First of all, thank you so much for creating this library. The code is very clean, organized, and easy to follow. Also, the default implementations are helping me so much.

I have a question about usage of the library.

I am trying to create a custom device by inheriting aspl::Device. (i.e. class CustomDevice : public aspl::Device { ... };)

While doing so, I figured that overriding GetZeroTimeStamp() (and some other virtual methods) is near unfeasible due to ioMutex_ being a private member and there seems to be no way of locking I/O operation from subclasses.

Is this intended or am I doing something wrong? (perhaps custom implementation of GetZeroTimeStamp() is not intended?)

Thank you very much in advance.

gchilds commented 7 months ago

You can replace GetZeroTimeStamp(), you just can't use the ioMutex_.

fine-00 commented 6 months ago

Does that mean I don't need mutex for GetZeroTimeStamp() when replacing it?

I'm starting to wonder why it needed a mutex in the first place.

gavv commented 6 months ago

Hi, thanks for feedback and report and sorry for delay!

Is this intended or am I doing something wrong? (perhaps custom implementation of GetZeroTimeStamp() is not intended?)

You're not doing anything wrong, this part just not designed well enough to cover your case.

I've pushed a commit: 90e83424fd1174ef62e342726938b91520390db4

That introduces a set of new protected overridable methods: StartIOImpl(), StopIOImpl(), GetZeroTimeStampImpl(), WillDoIOOperationImpl(), BeginIOOperationImpl(), DoIOOperationImpl(), EndIOOperationImpl().

They're invoked after doing all housekeeping (tracing, argument checks) and under a lock, so that you can replace or decorate behavior without touching boilerplate and locking.

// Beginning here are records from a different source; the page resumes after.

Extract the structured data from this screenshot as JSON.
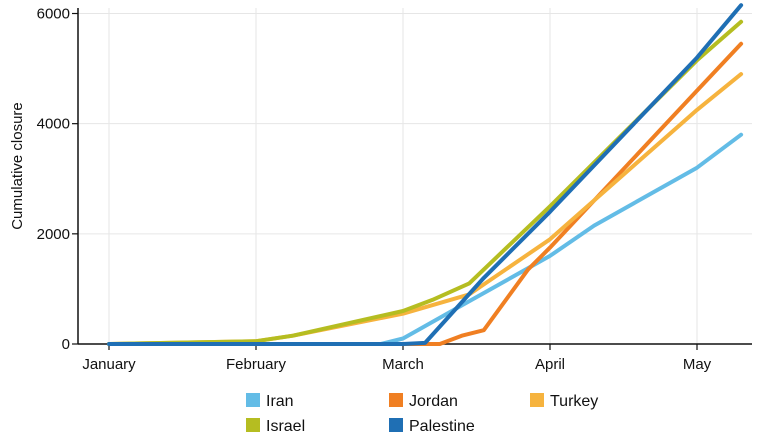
{
  "chart_data": {
    "type": "line",
    "ylabel": "Cumulative closure",
    "xlabel": "",
    "title": "",
    "x_ticks": [
      "January",
      "February",
      "March",
      "April",
      "May"
    ],
    "y_ticks": [
      0,
      2000,
      4000,
      6000
    ],
    "xlim": [
      0,
      4.35
    ],
    "ylim": [
      0,
      6100
    ],
    "grid": true,
    "legend_position": "bottom",
    "series": [
      {
        "name": "Iran",
        "color": "#63BCE6",
        "x": [
          0,
          1,
          1.85,
          2,
          2.1,
          2.4,
          3,
          3.3,
          4,
          4.3
        ],
        "y": [
          0,
          0,
          0,
          100,
          250,
          700,
          1600,
          2150,
          3200,
          3800
        ]
      },
      {
        "name": "Jordan",
        "color": "#F07F22",
        "x": [
          0,
          1,
          2,
          2.25,
          2.4,
          2.55,
          2.85,
          3,
          4,
          4.3
        ],
        "y": [
          0,
          0,
          0,
          0,
          150,
          250,
          1350,
          1750,
          4600,
          5450
        ]
      },
      {
        "name": "Turkey",
        "color": "#F6B33E",
        "x": [
          0,
          1,
          1.25,
          2,
          2.45,
          3,
          4,
          4.3
        ],
        "y": [
          0,
          50,
          150,
          550,
          900,
          1900,
          4250,
          4900
        ]
      },
      {
        "name": "Israel",
        "color": "#B5BD21",
        "x": [
          0,
          1,
          1.25,
          2,
          2.2,
          2.45,
          3,
          4,
          4.3
        ],
        "y": [
          0,
          50,
          150,
          600,
          800,
          1100,
          2500,
          5150,
          5850
        ]
      },
      {
        "name": "Palestine",
        "color": "#1F6FB4",
        "x": [
          0,
          1,
          2,
          2.15,
          2.55,
          3,
          4,
          4.3
        ],
        "y": [
          0,
          0,
          0,
          20,
          1200,
          2400,
          5200,
          6150
        ]
      }
    ]
  }
}
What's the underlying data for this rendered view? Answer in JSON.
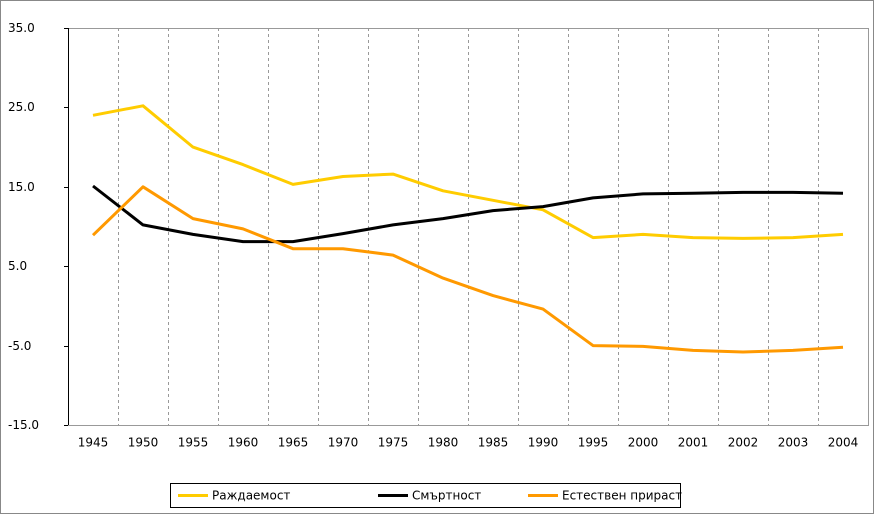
{
  "chart_data": {
    "type": "line",
    "categories": [
      "1945",
      "1950",
      "1955",
      "1960",
      "1965",
      "1970",
      "1975",
      "1980",
      "1985",
      "1990",
      "1995",
      "2000",
      "2001",
      "2002",
      "2003",
      "2004"
    ],
    "series": [
      {
        "name": "Раждаемост",
        "color": "#ffcc00",
        "values": [
          24.0,
          25.2,
          20.0,
          17.8,
          15.3,
          16.3,
          16.6,
          14.5,
          13.3,
          12.1,
          8.6,
          9.0,
          8.6,
          8.5,
          8.6,
          9.0
        ]
      },
      {
        "name": "Смъртност",
        "color": "#000000",
        "values": [
          15.1,
          10.2,
          9.0,
          8.1,
          8.1,
          9.1,
          10.2,
          11.0,
          12.0,
          12.5,
          13.6,
          14.1,
          14.2,
          14.3,
          14.3,
          14.2
        ]
      },
      {
        "name": "Естествен прираст",
        "color": "#ff9900",
        "values": [
          8.9,
          15.0,
          11.0,
          9.7,
          7.2,
          7.2,
          6.4,
          3.5,
          1.3,
          -0.4,
          -5.0,
          -5.1,
          -5.6,
          -5.8,
          -5.6,
          -5.2
        ]
      }
    ],
    "ylim": [
      -15,
      35
    ],
    "yticks": [
      {
        "value": -15,
        "label": "-15.0"
      },
      {
        "value": -5,
        "label": "-5.0"
      },
      {
        "value": 5,
        "label": "5.0"
      },
      {
        "value": 15,
        "label": "15.0"
      },
      {
        "value": 25,
        "label": "25.0"
      },
      {
        "value": 35,
        "label": "35.0"
      }
    ],
    "grid": "x",
    "legend": "bottom"
  }
}
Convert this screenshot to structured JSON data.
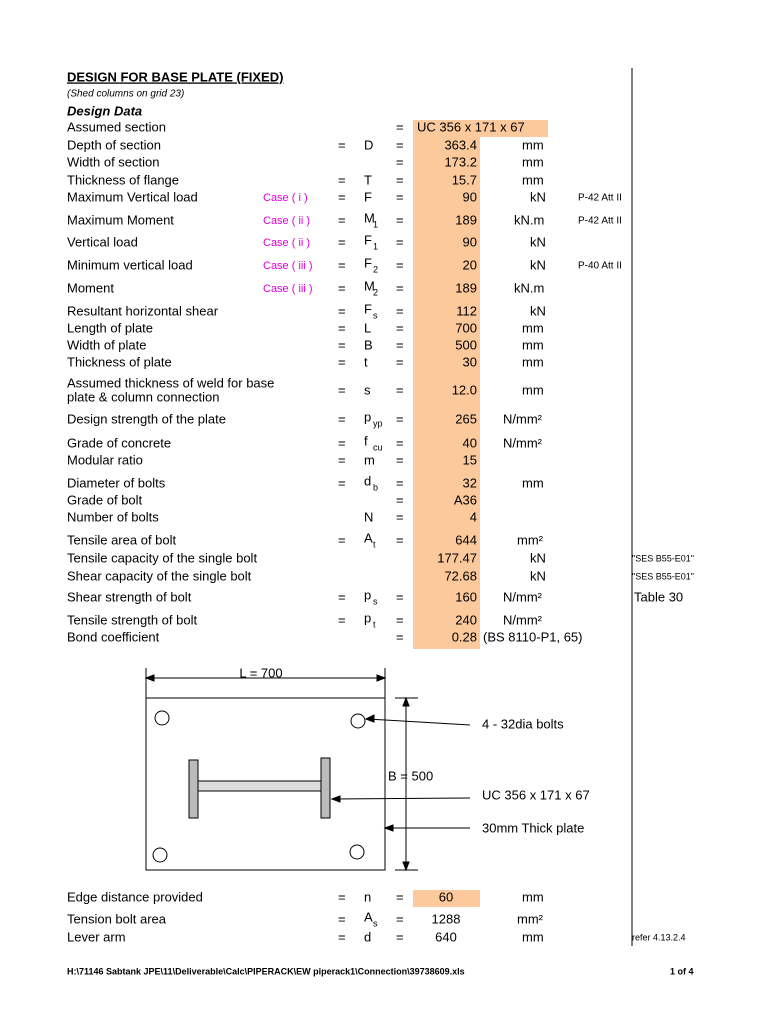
{
  "header": {
    "title": "DESIGN FOR BASE PLATE (FIXED)",
    "subtitle": "(Shed columns on grid 23)",
    "section": "Design Data"
  },
  "rows": [
    {
      "label": [
        "Assumed section"
      ],
      "eq2": "=",
      "value": "UC 356 x 171 x 67"
    },
    {
      "label": [
        "Depth of section"
      ],
      "eq1": "=",
      "sym": "D",
      "eq2": "=",
      "value": "363.4",
      "unit": "mm"
    },
    {
      "label": [
        "Width of section"
      ],
      "eq2": "=",
      "value": "173.2",
      "unit": "mm"
    },
    {
      "label": [
        "Thickness of flange"
      ],
      "eq1": "=",
      "sym": "T",
      "eq2": "=",
      "value": "15.7",
      "unit": "mm"
    },
    {
      "label": [
        "Maximum Vertical load"
      ],
      "case": "Case ( i )",
      "eq1": "=",
      "sym": "F",
      "eq2": "=",
      "value": "90",
      "unit": "kN",
      "ref": "P-42 Att II"
    },
    {
      "label": [
        "Maximum Moment"
      ],
      "case": "Case ( ii )",
      "eq1": "=",
      "sym": "M",
      "sub": "1",
      "eq2": "=",
      "value": "189",
      "unit": "kN.m",
      "ref": "P-42 Att II"
    },
    {
      "label": [
        "Vertical load"
      ],
      "case": "Case ( ii )",
      "eq1": "=",
      "sym": "F",
      "sub": "1",
      "eq2": "=",
      "value": "90",
      "unit": "kN"
    },
    {
      "label": [
        "Minimum vertical load"
      ],
      "case": "Case ( iii )",
      "eq1": "=",
      "sym": "F",
      "sub": "2",
      "eq2": "=",
      "value": "20",
      "unit": "kN",
      "ref": "P-40 Att II"
    },
    {
      "label": [
        "Moment"
      ],
      "case": "Case ( iii )",
      "eq1": "=",
      "sym": "M",
      "sub": "2",
      "eq2": "=",
      "value": "189",
      "unit": "kN.m"
    },
    {
      "label": [
        "Resultant horizontal shear"
      ],
      "eq1": "=",
      "sym": "F",
      "sub": "s",
      "eq2": "=",
      "value": "112",
      "unit": "kN"
    },
    {
      "label": [
        "Length of plate"
      ],
      "eq1": "=",
      "sym": "L",
      "eq2": "=",
      "value": "700",
      "unit": "mm"
    },
    {
      "label": [
        "Width of plate"
      ],
      "eq1": "=",
      "sym": "B",
      "eq2": "=",
      "value": "500",
      "unit": "mm"
    },
    {
      "label": [
        "Thickness of plate"
      ],
      "eq1": "=",
      "sym": "t",
      "eq2": "=",
      "value": "30",
      "unit": "mm"
    },
    {
      "label": [
        "Assumed thickness of weld for base",
        "plate & column connection"
      ],
      "eq1": "=",
      "sym": "s",
      "eq2": "=",
      "value": "12.0",
      "unit": "mm"
    },
    {
      "label": [
        "Design strength of the plate"
      ],
      "eq1": "=",
      "sym": "p",
      "sub": "yp",
      "eq2": "=",
      "value": "265",
      "unit": "N/mm²"
    },
    {
      "label": [
        "Grade of concrete"
      ],
      "eq1": "=",
      "sym": "f",
      "sub": "cu",
      "eq2": "=",
      "value": "40",
      "unit": "N/mm²"
    },
    {
      "label": [
        "Modular ratio"
      ],
      "eq1": "=",
      "sym": "m",
      "eq2": "=",
      "value": "15"
    },
    {
      "label": [
        "Diameter of bolts"
      ],
      "eq1": "=",
      "sym": "d",
      "sub": "b",
      "eq2": "=",
      "value": "32",
      "unit": "mm"
    },
    {
      "label": [
        "Grade of bolt"
      ],
      "eq2": "=",
      "value": "A36"
    },
    {
      "label": [
        "Number of bolts"
      ],
      "sym": "N",
      "eq2": "=",
      "value": "4"
    },
    {
      "label": [
        "Tensile area of bolt"
      ],
      "eq1": "=",
      "sym": "A",
      "sub": "t",
      "eq2": "=",
      "value": "644",
      "unit": "mm²"
    },
    {
      "label": [
        "Tensile capacity of the single bolt"
      ],
      "value": "177.47",
      "unit": "kN",
      "ref": "\"SES B55-E01\""
    },
    {
      "label": [
        "Shear capacity of the single bolt"
      ],
      "value": "72.68",
      "unit": "kN",
      "ref": "\"SES B55-E01\""
    },
    {
      "label": [
        "Shear strength of bolt"
      ],
      "eq1": "=",
      "sym": "p",
      "sub": "s",
      "eq2": "=",
      "value": "160",
      "unit": "N/mm²",
      "ref": "Table 30"
    },
    {
      "label": [
        "Tensile strength of bolt"
      ],
      "eq1": "=",
      "sym": "p",
      "sub": "t",
      "eq2": "=",
      "value": "240",
      "unit": "N/mm²"
    },
    {
      "label": [
        "Bond coefficient"
      ],
      "eq2": "=",
      "value": "0.28",
      "unit": "(BS 8110-P1, 65)"
    }
  ],
  "diagram": {
    "length": "L = 700",
    "breadth": "B = 500",
    "bolts": "4 - 32dia bolts",
    "section": "UC 356 x 171 x 67",
    "plate": "30mm  Thick plate"
  },
  "bottom_rows": [
    {
      "label": [
        "Edge distance provided"
      ],
      "eq1": "=",
      "sym": "n",
      "eq2": "=",
      "value": "60",
      "unit": "mm"
    },
    {
      "label": [
        "Tension bolt area"
      ],
      "eq1": "=",
      "sym": "A",
      "sub": "s",
      "eq2": "=",
      "value": "1288",
      "unit": "mm²"
    },
    {
      "label": [
        "Lever arm"
      ],
      "eq1": "=",
      "sym": "d",
      "eq2": "=",
      "value": "640",
      "unit": "mm",
      "ref": "refer 4.13.2.4"
    }
  ],
  "footer": {
    "path": "H:\\71146 Sabtank JPE\\11\\Deliverable\\Calc\\PIPERACK\\EW piperack1\\Connection\\39738609.xls",
    "page": "1 of 4"
  }
}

The old methods (without "Impl") are still there too, but if you override one, most likely you want to override all of them together and implement your own locking. I kept them virtual for the case if someone needs to handle I/O completely differently, and for compatibility.


Does that mean I don't need mutex for GetZeroTimeStamp() when replacing it? I'm starting to wonder why it needed a mutex in the first place.

If I remember correctly, in my experiments I saw that StartIO and StopIO may be called from different thread compared to the rest I/O operations. But I'm not 100% sure now.

This things are poorly documented and may change, so I prefer defensive programming tactics here. The mentioned methods have shared state, thus the state is protected by a mutex. On hot path there is no contention on that mutex, so the performance hit is negligible I think.


I'm going to test the new changes in my projects that use libASPL, and if everything is ok, I'll tag a release.

gavv commented 6 months ago

Seems everything works fine, I've tagged 3.1.0: https://github.com/gavv/libASPL/releases/tag/v3.1.0

Let me know if this approach works for your case.

gavv commented 4 weeks ago

Closing as complete, feel free to reopen if needed.